UDST / sanfran_urbansim

An UrbanSim for San Francisco: an example implementation of the new framework
39 stars 27 forks source link

.h5 dataset attributes #9

Closed lisalan520 closed 9 years ago

lisalan520 commented 9 years ago

Hi, I am a beginner of both urbansim and python who has some difficulty in understanding the data in sanfran_public.h5 file.

I used h5py module and got the 6 groups in the file as well as datasets (name,shape,type) in each group. For example, here is information for datasets in Buildings table:

Buildings [<HDF5 dataset "axis0": shape (9,), type "|S23">, <HDF5 dataset "axis1": shape (152605,), type "<i8">, <HDF5 dataset "block0_items": shape (6,), type "|S20">, <HDF5 dataset "block0_values": shape (152605, 6), type "<f4">, <HDF5 dataset "block1_items": shape (2,), type "|S23">, <HDF5 dataset "block1_values": shape (152605, 2), type "<f8">, <HDF5 dataset "block2_items": shape (1,), type "|S9">, <HDF5 dataset "block2_values": shape (152605, 1), type "<i4">]
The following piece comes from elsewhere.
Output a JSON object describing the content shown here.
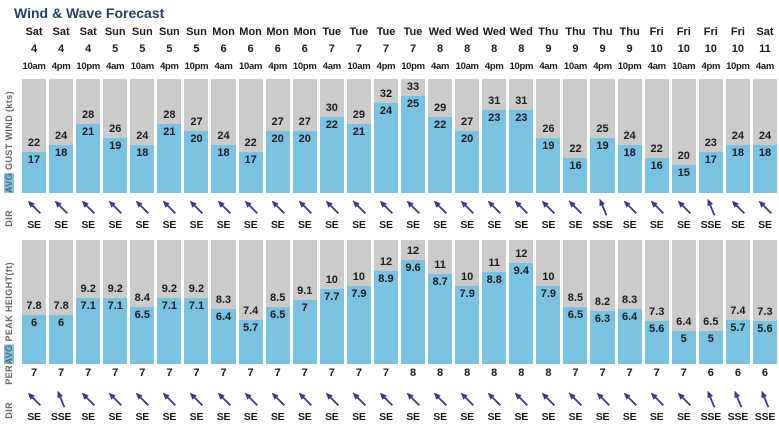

By the size and type information, I guess that axis0 & axis1 refers to columns and rows of the table; and it seems there are 6 columns in block0, 2 in block1, and 1 in block2. Am I right about the above analyses? If right, then how can I know the exact attributes in each block?

Thanks!

jiffyclub commented 9 years ago

Hi @lisalan520, that file is created by Pandas's HDFStore utility, so it might look a bit unnatural if you open it straight up in h5py. Open it up with HDFStore and use the .keys() method to see the names of all the tables stored in the file. You'll also be able to load the tables from the h5 file as Pandas DataFrames.

You can read more about HDFStore at http://pandas.pydata.org/pandas-docs/dev/io.html#io-hdf5.

lisalan520 commented 9 years ago

Thank you @jiffyclub Now I'm able to see the attributes of each table in the h5 file. This is really helpful, thanks!

jiffyclub commented 9 years ago

Great!